When confronted by an evidentiary gap, a court has two broad choices. First, it can dismiss the case on the grounds that claimants failed to discharge the burden of proof resting upon them. Most common-law legal systems including South Africa, subscribe to the principle that he who alleges must prove.

A second choice for the court is to resort to what some call judicial engineering. This term encompasses several things such as introduction of a new liability rule, reformulating an existing rule, or providing a different interpretation.

All these dimensions have the same objective – to avoid a situation where a claimant goes uncompensated. In cases such as the one facing Tiger Brands, judicial engineering is highly likely because of the consumer-protection pressures involved. This prediction is not devoid of empirical evidence.

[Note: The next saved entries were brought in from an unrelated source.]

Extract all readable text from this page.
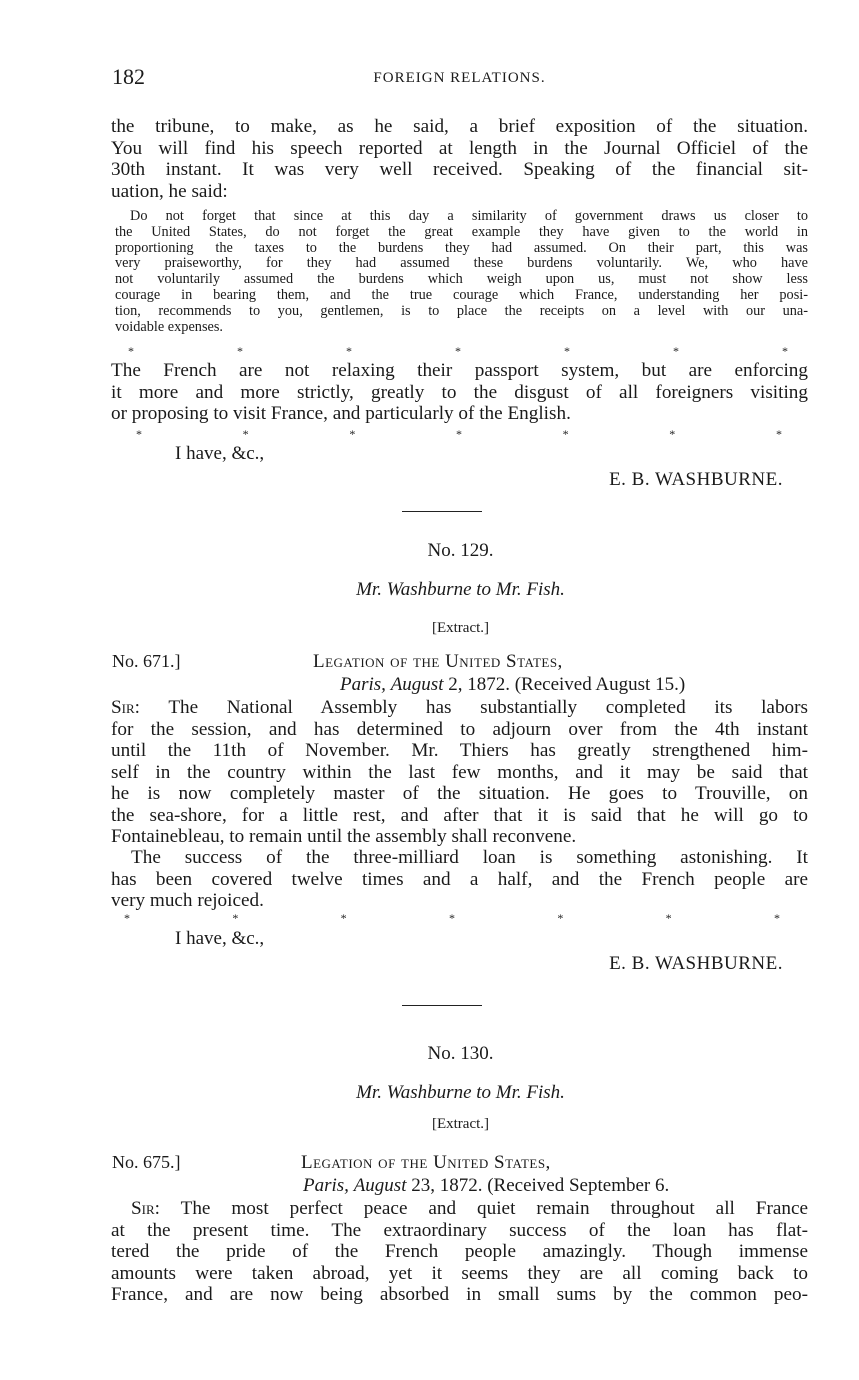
182	FOREIGN RELATIONS.
the tribune, to make, as he said, a brief exposition of the situation.
You will find his speech reported at length in the Journal Officiel of the
30th instant. It was very well received. Speaking of the financial sit-
uation, he said:
Do not forget that since at this day a similarity of government draws us closer to
the United States, do not forget the great example they have given to the world in
proportioning the taxes to the burdens they had assumed. On their part, this was
very praiseworthy, for they had assumed these burdens voluntarily. We, who have
not voluntarily assumed the burdens which weigh upon us, must not show less
courage in bearing them, and the true courage which France, understanding her posi-
tion, recommends to you, gentlemen, is to place the receipts on a level with our una-
voidable expenses.
*	*	*	*	*	*	*
The French are not relaxing their passport system, but are enforcing
it more and more strictly, greatly to the disgust of all foreigners visiting
or proposing to visit France, and particularly of the English.
*	*	*	*	*	*	*
I have, &c.,
E. B. WASHBURNE.
No. 129.
Mr. Washburne to Mr. Fish.
[Extract.]
No. 671.]	Legation of the United States,
Paris, August 2, 1872. (Received August 15.)
Sir: The National Assembly has substantially completed its labors
for the session, and has determined to adjourn over from the 4th instant
until the 11th of November. Mr. Thiers has greatly strengthened him-
self in the country within the last few months, and it may be said that
he is now completely master of the situation. He goes to Trouville, on
the sea-shore, for a little rest, and after that it is said that he will go to
Fontainebleau, to remain until the assembly shall reconvene.
The success of the three-milliard loan is something astonishing. It
has been covered twelve times and a half, and the French people are
very much rejoiced.
*	*	*	*	*	*	*
I have, &c.,
E. B. WASHBURNE.
No. 130.
Mr. Washburne to Mr. Fish.
[Extract.]
No. 675.]	Legation of the United States,
Paris, August 23, 1872. (Received September 6.
Sir: The most perfect peace and quiet remain throughout all France
at the present time. The extraordinary success of the loan has flat-
tered the pride of the French people amazingly. Though immense
amounts were taken abroad, yet it seems they are all coming back to
France, and are now being absorbed in small sums by the common peo-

When mass claims arising from injury and death from asbestos started to rise in the 1950s, courts in the United Kingdom introduced new liability rules such as the “material contribution” rule and the “materially contributing to the risk of injury” rule to overcome evidentiary gaps.

A similar trend emerged in the US at the height of asbestos claims starting in the 1970s. American courts introduced rules such as the “injury in fact” rule that allowed functionally unimpaired claimants to file claims.

This resulted in many asbestos companies and their insurers facing liability they could not have foreseen. In the process, many companies that faced a floodgate of claims under the reinvented liability rules filed for bankruptcy under the Chapter 11 legislation.

It remains to be seen how the Tiger Brands class action plays out. Often these cases end up being settled out of court, because not many companies want to be tied to litigation that may take years to conclude. Even then, class actions are notorious for the low amounts paid out per capita that they yield. The money that actually ends up in the pocket of each claimant is often not worth the preceding wrangle.